We're Back: VP Hits the Road

The Vanishing Paradise team is still here, and there’s work to be done.

by Bill Cooksey

Touring the Everglades with decision-makers and stakeholders, 2021.

In March 2020 I wrote a blog which ended, “But a new sense of normalcy will arrive, and there will be room in the news for things other than a virus.” Now, 18 months later it seems like maybe, just maybe that’s beginning to happen. I imagine right now we’re all feeling a little hopeful yet a bit apprehensive, and I imagine we’ll feel that way for more time than any would like.

The blog I mentioned was the last work trip I made until June of this year. In the interim, the National Wildlife Federation and Vanishing Paradise, like many businesses, closed offices and banned travel or meeting in person. Of course we had phone and email, and of course we “Zoomed.” Instead of in-person events, we pivoted to online work and “virtual fly-ins.”

Like most jobs, COVID brought us challenges we’d never previously considered, but the work of making a difference went on. My good friend Travis Thompson coined the phrase “conservation isn’t convenient,” and he was never more right. We worked with sportsmen from around the country to make sure their lawmakers in DC knew the Everglades mattered to sportsmen, and we worked with sportsmen in Louisiana to let everyone know the Mid-Barataria Sediment Diversion was a good thing for sportsmen. In other words, we worked, but it wasn’t the same.

First up was a trip to Florida, and it was a trip full of firsts. I’d never been to Lake Okeechobee, and, thanks to Everglades advocate Mike Elfenbein, my first time there was on a congressional tour where over 100 folks traveled around in 35 airboats, bass boats and mud boats. There were lawmakers from DC and Tallahassee, volunteers, stakeholders, agencies, private companies and NGOs. Those in attendance don’t necessarily agree on every step required to restore Okeechobee and the Everglades, but they agree it must be done, and that’s HUGE!

Leaving the event, a friend asked, “Have you ever caught an alligator?” I’ve been asked that before, but it was the first time my “no” got a “want to?” And so it was that 16 hours later, I was knee deep in a Florida lake holding a piece of PVC with me on one end and a nine foot alligator on the other.

To complicate matters, this wasn’t an alligator hunt like you see on television. My host goes after nuisance gators, and most of our stops were in the city. On that first one we had a family from California and a couple of fishermen as spectators. Another stop had us at a pond in the middle of an apartment complex, and yet another at an apiary (look it up). What we were doing would be most accurately described as alligator trapping, because we not only had to catch the gator, he had to be hauled out of the water, up the bank and into an expanded metal trailer…alive. You may not know this, but alligators don’t like that.

Being tied to an alligator with the sound of people cheering in the background is an outdoor experience I’ll never forget.

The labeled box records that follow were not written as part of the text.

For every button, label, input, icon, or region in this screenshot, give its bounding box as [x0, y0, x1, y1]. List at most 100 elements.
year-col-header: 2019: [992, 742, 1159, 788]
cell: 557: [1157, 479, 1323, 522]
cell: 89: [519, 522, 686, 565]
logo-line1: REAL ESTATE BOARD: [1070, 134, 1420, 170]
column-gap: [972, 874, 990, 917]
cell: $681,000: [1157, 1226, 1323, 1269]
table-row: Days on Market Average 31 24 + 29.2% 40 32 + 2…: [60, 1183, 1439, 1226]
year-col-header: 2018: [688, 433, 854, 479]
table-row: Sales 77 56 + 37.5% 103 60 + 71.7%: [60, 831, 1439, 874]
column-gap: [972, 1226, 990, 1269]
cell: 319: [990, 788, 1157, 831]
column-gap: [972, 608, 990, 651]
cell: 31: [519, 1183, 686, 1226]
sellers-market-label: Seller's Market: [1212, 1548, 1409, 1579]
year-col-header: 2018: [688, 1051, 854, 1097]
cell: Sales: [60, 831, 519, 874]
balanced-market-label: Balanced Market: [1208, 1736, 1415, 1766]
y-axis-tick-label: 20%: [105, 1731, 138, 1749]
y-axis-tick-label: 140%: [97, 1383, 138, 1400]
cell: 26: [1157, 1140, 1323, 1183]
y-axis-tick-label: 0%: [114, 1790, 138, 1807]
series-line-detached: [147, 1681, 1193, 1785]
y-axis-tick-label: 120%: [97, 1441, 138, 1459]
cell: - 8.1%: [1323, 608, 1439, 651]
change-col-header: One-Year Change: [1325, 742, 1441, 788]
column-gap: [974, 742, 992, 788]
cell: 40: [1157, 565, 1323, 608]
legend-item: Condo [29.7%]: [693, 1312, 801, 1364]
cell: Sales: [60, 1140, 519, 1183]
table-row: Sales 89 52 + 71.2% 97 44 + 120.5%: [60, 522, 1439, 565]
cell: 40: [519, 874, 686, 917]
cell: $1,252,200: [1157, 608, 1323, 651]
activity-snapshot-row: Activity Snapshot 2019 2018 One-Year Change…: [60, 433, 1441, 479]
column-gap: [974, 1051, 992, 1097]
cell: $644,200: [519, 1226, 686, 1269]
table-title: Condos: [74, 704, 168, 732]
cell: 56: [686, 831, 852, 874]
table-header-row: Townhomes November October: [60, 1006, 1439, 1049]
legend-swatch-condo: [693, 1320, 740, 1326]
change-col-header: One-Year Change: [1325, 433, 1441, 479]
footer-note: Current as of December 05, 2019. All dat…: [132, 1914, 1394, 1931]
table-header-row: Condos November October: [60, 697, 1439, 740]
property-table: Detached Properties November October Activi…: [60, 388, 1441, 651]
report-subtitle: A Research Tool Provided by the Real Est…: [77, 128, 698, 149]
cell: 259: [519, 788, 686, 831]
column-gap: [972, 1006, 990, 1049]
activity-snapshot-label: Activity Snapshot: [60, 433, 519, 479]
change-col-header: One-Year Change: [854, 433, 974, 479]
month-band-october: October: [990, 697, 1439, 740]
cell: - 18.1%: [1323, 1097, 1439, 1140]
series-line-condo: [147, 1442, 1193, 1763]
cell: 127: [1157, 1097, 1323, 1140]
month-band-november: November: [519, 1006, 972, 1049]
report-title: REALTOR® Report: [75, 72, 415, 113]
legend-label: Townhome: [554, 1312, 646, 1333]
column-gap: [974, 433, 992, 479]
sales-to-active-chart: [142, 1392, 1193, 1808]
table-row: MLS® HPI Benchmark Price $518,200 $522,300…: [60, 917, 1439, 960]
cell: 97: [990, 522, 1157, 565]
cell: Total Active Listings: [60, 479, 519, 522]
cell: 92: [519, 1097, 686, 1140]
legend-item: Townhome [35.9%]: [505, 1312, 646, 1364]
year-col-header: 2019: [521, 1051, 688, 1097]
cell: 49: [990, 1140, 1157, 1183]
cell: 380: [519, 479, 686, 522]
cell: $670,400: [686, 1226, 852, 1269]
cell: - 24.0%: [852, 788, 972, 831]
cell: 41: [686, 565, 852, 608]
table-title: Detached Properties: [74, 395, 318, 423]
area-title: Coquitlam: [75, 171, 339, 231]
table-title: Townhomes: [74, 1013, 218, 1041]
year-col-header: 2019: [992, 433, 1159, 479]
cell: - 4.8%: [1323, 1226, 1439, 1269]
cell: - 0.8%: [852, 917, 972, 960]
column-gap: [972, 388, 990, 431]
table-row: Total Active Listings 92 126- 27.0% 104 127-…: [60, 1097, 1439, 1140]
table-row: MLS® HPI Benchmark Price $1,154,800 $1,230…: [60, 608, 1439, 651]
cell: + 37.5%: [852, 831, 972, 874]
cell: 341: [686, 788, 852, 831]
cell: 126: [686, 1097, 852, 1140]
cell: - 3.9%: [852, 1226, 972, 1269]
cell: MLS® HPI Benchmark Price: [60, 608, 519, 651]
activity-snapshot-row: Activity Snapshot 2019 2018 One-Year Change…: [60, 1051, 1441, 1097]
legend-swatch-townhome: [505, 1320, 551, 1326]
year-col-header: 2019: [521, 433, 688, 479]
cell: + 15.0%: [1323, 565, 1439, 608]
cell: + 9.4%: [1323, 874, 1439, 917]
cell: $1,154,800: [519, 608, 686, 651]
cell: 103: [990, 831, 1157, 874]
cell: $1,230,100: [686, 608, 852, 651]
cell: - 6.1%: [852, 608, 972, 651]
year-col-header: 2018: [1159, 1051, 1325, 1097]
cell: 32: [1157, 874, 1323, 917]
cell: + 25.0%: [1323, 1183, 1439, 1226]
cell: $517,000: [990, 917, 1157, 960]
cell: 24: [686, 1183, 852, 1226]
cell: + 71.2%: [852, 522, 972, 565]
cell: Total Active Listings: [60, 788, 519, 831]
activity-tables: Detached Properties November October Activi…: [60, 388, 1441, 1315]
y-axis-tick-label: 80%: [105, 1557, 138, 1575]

Next up was the Ducks Unlimited Expo at The Texas Motor Speedway. This was a first-time event and open to the public. Folks were there from dozens of outdoor companies like Go-Devil, Rich-N-Tone, Mack’s Prairie Wings, Foiles, Leupold and War Eagle. It was a great time to catch up on family news and their business, thank them for past support and fill them in on the latest Vanishing Paradise news.

That was soon followed with a three-day meeting in New Orleans so our entire team could strategize on our next steps as things continue to open up. And then came ICAST (International Convention of Allied Sportfishing Trades), a sure sign that things were indeed trying to get back to normal. This fishing industry tradeshow normally brings people from all over the globe to see the latest in equipment. It’s always a great event, and this year was no exception. Certainly, numbers were somewhat down, for a host of reasons, but I’ve never seen folks so excited to be back together. Despite the fishing industry being plagued by the same production, parts and labor issues as every business, hundreds of companies and thousands of attendees were there.

We’ve all been through a pretty rough stretch, but we’re still here, and there’s still work to be done.